In any case I can brute force Xwayland to use the -listen tcp option (using a script in place of /usr/bin/Xwayland) but it still doesn’t seem to open port 6000.
Yup, Let me try to piece this together. I mentioned earlier, this was from an old implementation and it looks like I missed some parts here. So sorry for that.
sudo mkdir -p /etc/systemd/system/gdm.service.d/
sudo vi /etc/systemd/system/gdm.service.d/override.conf
Perhaps, but yes, you can remove the vulnerability by removing the functionality or keep the functionality available (off by default) and give the user the ability to decide if they can live with the risk in their specific environment. I think the latter is the more reasonable approach.
In other words, “-listen” with a file descriptor is mutually exclusive with “-listen tcp” (for example), so this fix will not help with Wayland compositors that spawn Xwayland with a listen on a socket (like gnome-shell/mutter, weston or wlroots based compositors) - Adding “-listen tcp” to the Xwayland command line from those Wayland compositors will have no effect.
add “-listen tcp” to the end of each line containing “$@”
Example:
#!/usr/bin/sh
#
# Execute Xorg.wrap if it exists otherwise execute Xorg directly.
# This allows distros to put the suid wrapper in a separate package.
basedir="/usr/libexec"
if [ -x "$basedir"/Xorg.wrap ]; then
exec "$basedir"/Xorg.wrap "$@" -listen tcp
else
exec "$basedir"/Xorg "$@" -listen tcp
fi
sudo set-default multi-user
reboot and login
startx
That’s the only way I got it to work as you described
I’ve never attempted this, but the man page (man weston.ini) appears to indicate that you can create a ~/config/weston.ini file containing the following lines to direct Wayland to launch a custom wrapper script instead of Xwayland directly.
[xwayland]
path=/usr/local/bin/Xwayland
I think your custom wrapper could then, conditionally, replace -listenfd <fd> with -listen tcp (you would only do it if the app being launched is your instrument). It is still a hack, but since it avoids modifying /usr/bin/Xwayland directly, I think it will at least survive system updates.
Edit: Reading the paragraph above the earlier quoted one:
Just a final note, when using “-listenfd” (the new option) or “-listen” with a file descriptor (the newly deprecated old way), Xwayland will receive its sockets from the parent process and cannot create its own socket …
So even swapping the -listenfd <fd> with -listen tcp may not work (IIUC, the fd was created before Xwayland is called). If so, you’ll have to go back to your socat workaround. The wrapper script should still be able to scan the parameters to find what fd socat needs to forward to port 6000.
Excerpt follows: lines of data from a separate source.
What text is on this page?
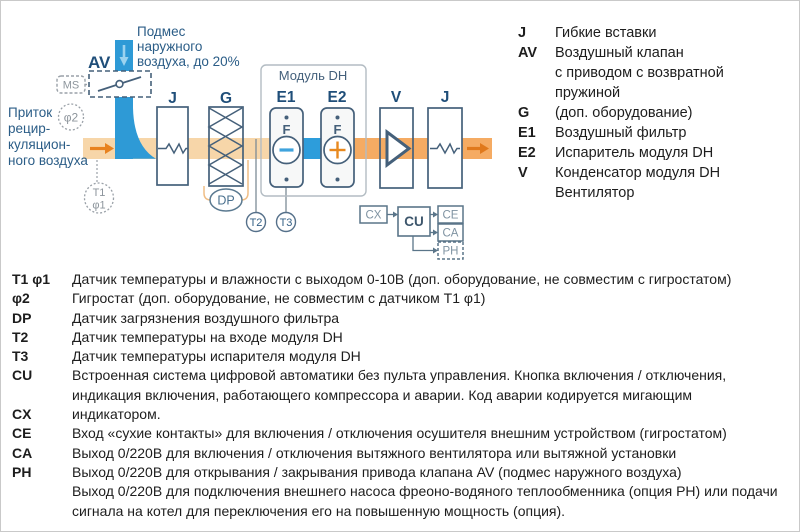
AV
MS
φ2
T1
φ1
Подмес
наружного
воздуха, до 20%
Приток
рецир-
куляцион-
ного воздуха
Модуль DH
J	G
DP
F
E1
F
E2	V	J
T2 T3
CX CU CE
CA
PH
J	Гибкие вставки
AV	Воздушный клапан
с приводом с возвратной
пружиной
G	(доп. оборудование)
E1	Воздушный фильтр
E2	Испаритель модуля DH
V	Конденсатор модуля DH
Вентилятор
T1 φ1	Датчик температуры и влажности с выходом 0-10В (доп. оборудование, не совместим с гигростатом)
φ2	Гигростат (доп. оборудование, не совместим с датчиком T1 φ1)
DP	Датчик загрязнения воздушного фильтра
T2	Датчик температуры на входе модуля DH
T3	Датчик температуры испарителя модуля DH
CU	Встроенная система цифровой автоматики без пульта управления. Кнопка включения / отключения,
индикация включения, работающего компрессора и аварии. Код аварии кодируется мигающим
CX	индикатором.
CE	Вход «сухие контакты» для включения / отключения осушителя внешним устройством (гигростатом)
CA	Выход 0/220В для включения / отключения вытяжного вентилятора или вытяжной установки
PH	Выход 0/220В для открывания / закрывания привода клапана AV (подмес наружного воздуха)
Выход 0/220В для подключения внешнего насоса фреоно-водяного теплообменника (опция PH) или подачи
сигнала на котел для переключения его на повышенную мощность (опция).
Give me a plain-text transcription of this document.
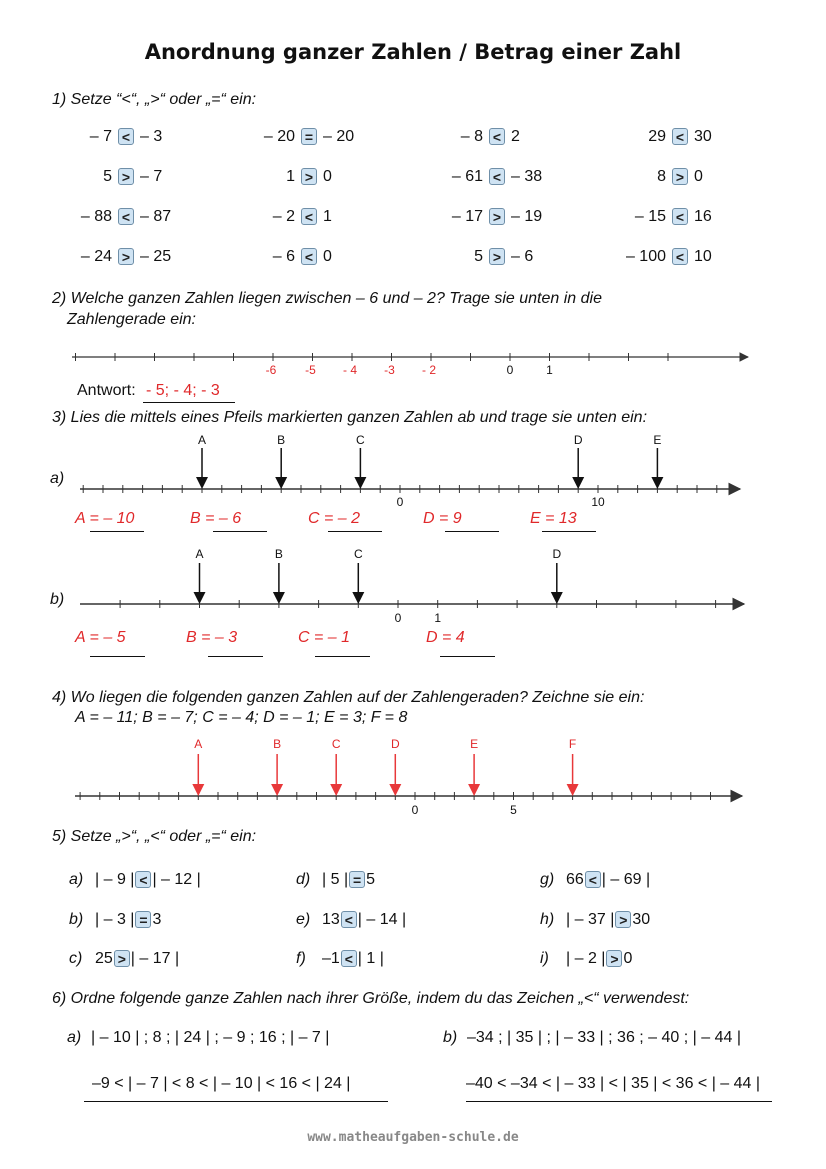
Anordnung ganzer Zahlen / Betrag einer Zahl
1) Setze “<“, „>“ oder „=“ ein:
– 7 < – 3	– 20 = – 20	– 8 < 2	29 < 30
5 > – 7	1 > 0	– 61 < – 38	8 > 0
– 88 < – 87	– 2 < 1	– 17 > – 19	– 15 < 16
– 24 > – 25	– 6 < 0	5 > – 6	– 100 < 10
2) Welche ganzen Zahlen liegen zwischen – 6 und – 2? Trage sie unten in die
Zahlengerade ein:
-6 -5 - 4 -3 - 2	0	1
Antwort: - 5; - 4; - 3
3) Lies die mittels eines Pfeils markierten ganzen Zahlen ab und trage sie unten ein:
a)
b)
A	B	C	D	E
0	10
A	B	C	D
0	1
4) Wo liegen die folgenden ganzen Zahlen auf der Zahlengeraden? Zeichne sie ein:
A = – 11; B = – 7; C = – 4; D = – 1; E = 3; F = 8
A	B	C	D	E	F
0	5
5) Setze „>“, „<“ oder „=“ ein:
a) | – 9 | < | – 12 |	d) | 5 | = 5	g) 66 < | – 69 |
b) | – 3 | = 3	e) 13 < | – 14 |	h) | – 37 | > 30
c) 25 > | – 17 |	f) –1 < | 1 |	i) | – 2 | > 0
6) Ordne folgende ganze Zahlen nach ihrer Größe, indem du das Zeichen „<“ verwendest:
a) | – 10 | ; 8 ; | 24 | ; – 9 ; 16 ; | – 7 |	b) –34 ; | 35 | ; | – 33 | ; 36 ; – 40 ; | – 44 |
–9 < | – 7 | < 8 < | – 10 | < 16 < | 24 |	–40 < –34 < | – 33 | < | 35 | < 36 < | – 44 |
www.matheaufgaben-schule.de
A = – 10	B = – 6	C = – 2	D = 9	E = 13
A = – 5	B = – 3	C = – 1	D = 4
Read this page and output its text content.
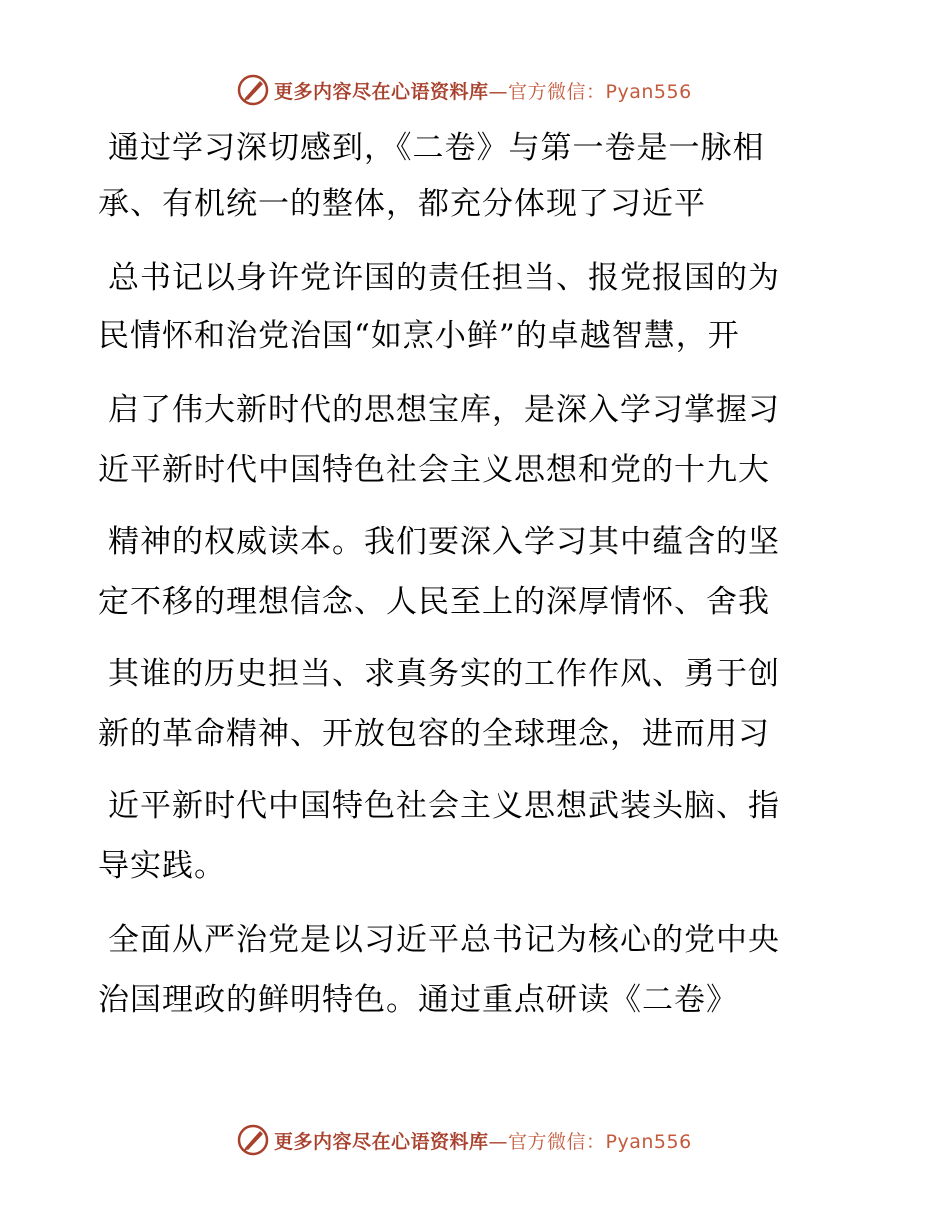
更多内容尽在心语资料库—官方微信：Pyan556
通过学习深切感到，《二卷》与第一卷是一脉相
承、有机统一的整体，都充分体现了习近平
总书记以身许党许国的责任担当、报党报国的为
民情怀和治党治国“如烹小鲜”的卓越智慧，开
启了伟大新时代的思想宝库，是深入学习掌握习
近平新时代中国特色社会主义思想和党的十九大
精神的权威读本。我们要深入学习其中蕴含的坚
定不移的理想信念、人民至上的深厚情怀、舍我
其谁的历史担当、求真务实的工作作风、勇于创
新的革命精神、开放包容的全球理念，进而用习
近平新时代中国特色社会主义思想武装头脑、指
导实践。
全面从严治党是以习近平总书记为核心的党中央
治国理政的鲜明特色。通过重点研读《二卷》
更多内容尽在心语资料库—官方微信：Pyan556
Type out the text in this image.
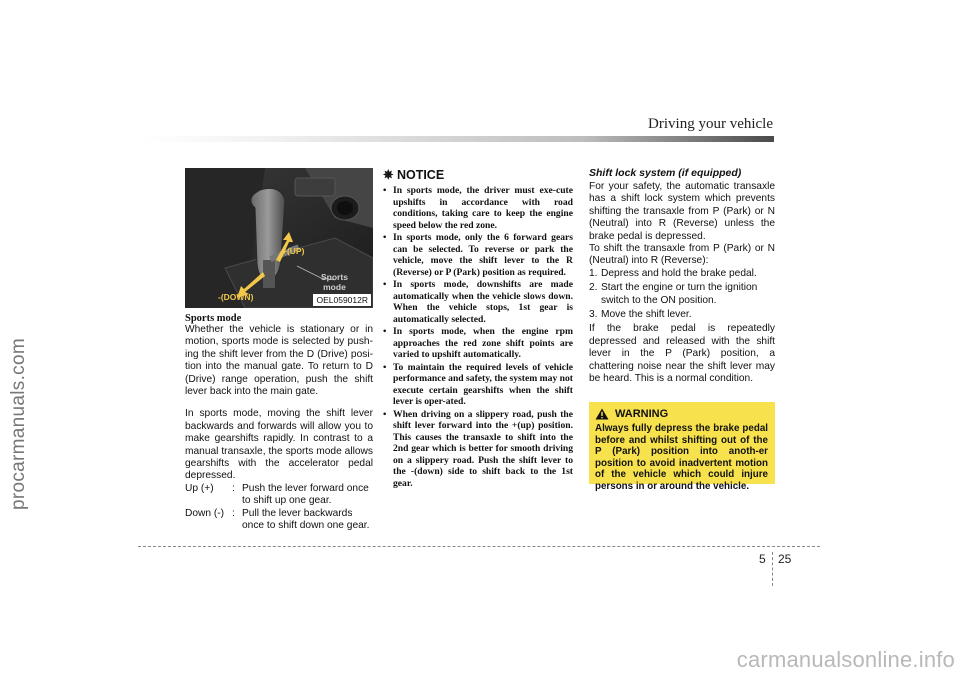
procarmanuals.com
Driving your vehicle
+(UP)
-(DOWN)
Sports
mode
OEL059012R
Sports mode

Whether the vehicle is stationary or in motion, sports mode is selected by push-ing the shift lever from the D (Drive) posi-tion into the manual gate. To return to D (Drive) range operation, push the shift lever back into the main gate.

In sports mode, moving the shift lever backwards and forwards will allow you to make gearshifts rapidly. In contrast to a manual transaxle, the sports mode allows gearshifts with the accelerator pedal depressed.

Up (+)	: Push the lever forward once to shift up one gear.
Down (-) : Pull the lever backwards once to shift down one gear.
✵ NOTICE
• In sports mode, the driver must exe-cute upshifts in accordance with road conditions, taking care to keep the engine speed below the red zone.
• In sports mode, only the 6 forward gears can be selected. To reverse or park the vehicle, move the shift lever to the R (Reverse) or P (Park) position as required.
• In sports mode, downshifts are made automatically when the vehicle slows down. When the vehicle stops, 1st gear is automatically selected.
• In sports mode, when the engine rpm approaches the red zone shift points are varied to upshift automatically.
• To maintain the required levels of vehicle performance and safety, the system may not execute certain gearshifts when the shift lever is oper-ated.
• When driving on a slippery road, push the shift lever forward into the +(up) position. This causes the transaxle to shift into the 2nd gear which is better for smooth driving on a slippery road. Push the shift lever to the -(down) side to shift back to the 1st gear.
Shift lock system (if equipped)

For your safety, the automatic transaxle has a shift lock system which prevents shifting the transaxle from P (Park) or N (Neutral) into R (Reverse) unless the brake pedal is depressed.

To shift the transaxle from P (Park) or N (Neutral) into R (Reverse):

1. Depress and hold the brake pedal.
2. Start the engine or turn the ignition switch to the ON position.
3. Move the shift lever.

If the brake pedal is repeatedly depressed and released with the shift lever in the P (Park) position, a chattering noise near the shift lever may be heard. This is a normal condition.

WARNING
Always fully depress the brake pedal before and whilst shifting out of the P (Park) position into anoth-er position to avoid inadvertent motion of the vehicle which could injure persons in or around the vehicle.
5 25
carmanualsonline.info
No, I might be misunderstanding the man pages, but it looks like that ~/.config/weston.ini file is a default for all wayland compositors unless the WESTON_CONFIG_FILE env is set.
Also, it looks like Xwayland will listen on multiple file descriptors, so I think you should be able to add another one and forward your port 6000 to that. For example, your /usr/local/bin/Xwayland wrapper might contain the following (untested):
#!/usr/bin/bash
fd=""
if [[ -n $XDG_RUNTIME_DIR ]]; then
MYPORT=6000
MYPIPE="$XDG_RUNTIME_DIR/xwayland-$MYPORT"
socat PIPE:$MYPIPE TCP-LISTEN:$MYPORT,reuseaddr &
sleep 1
if [[ -p $MYPIPE ]]; then
exec {fd}<>"$MYPIPE"
flock -n "$fd" || fd=""
fi
fi
/usr/bin/Ywayland "$@" ${fd:+-listenfd $fd}
Again, untested, but I think something along those lines might work.
Edit: I just tried to test this a bit, but I couldn’t get Wayland to read that ~/.config/weston.ini. Additionally, gnome-shell doesn’t have access to create /run/xwayland-6000. So I moved /usr/bin/Xwayland to /usr/bin/Ywayland and then put the above script at /usr/bin/Xwayland. It seems like it might be working now. It is, at least, listening on the port.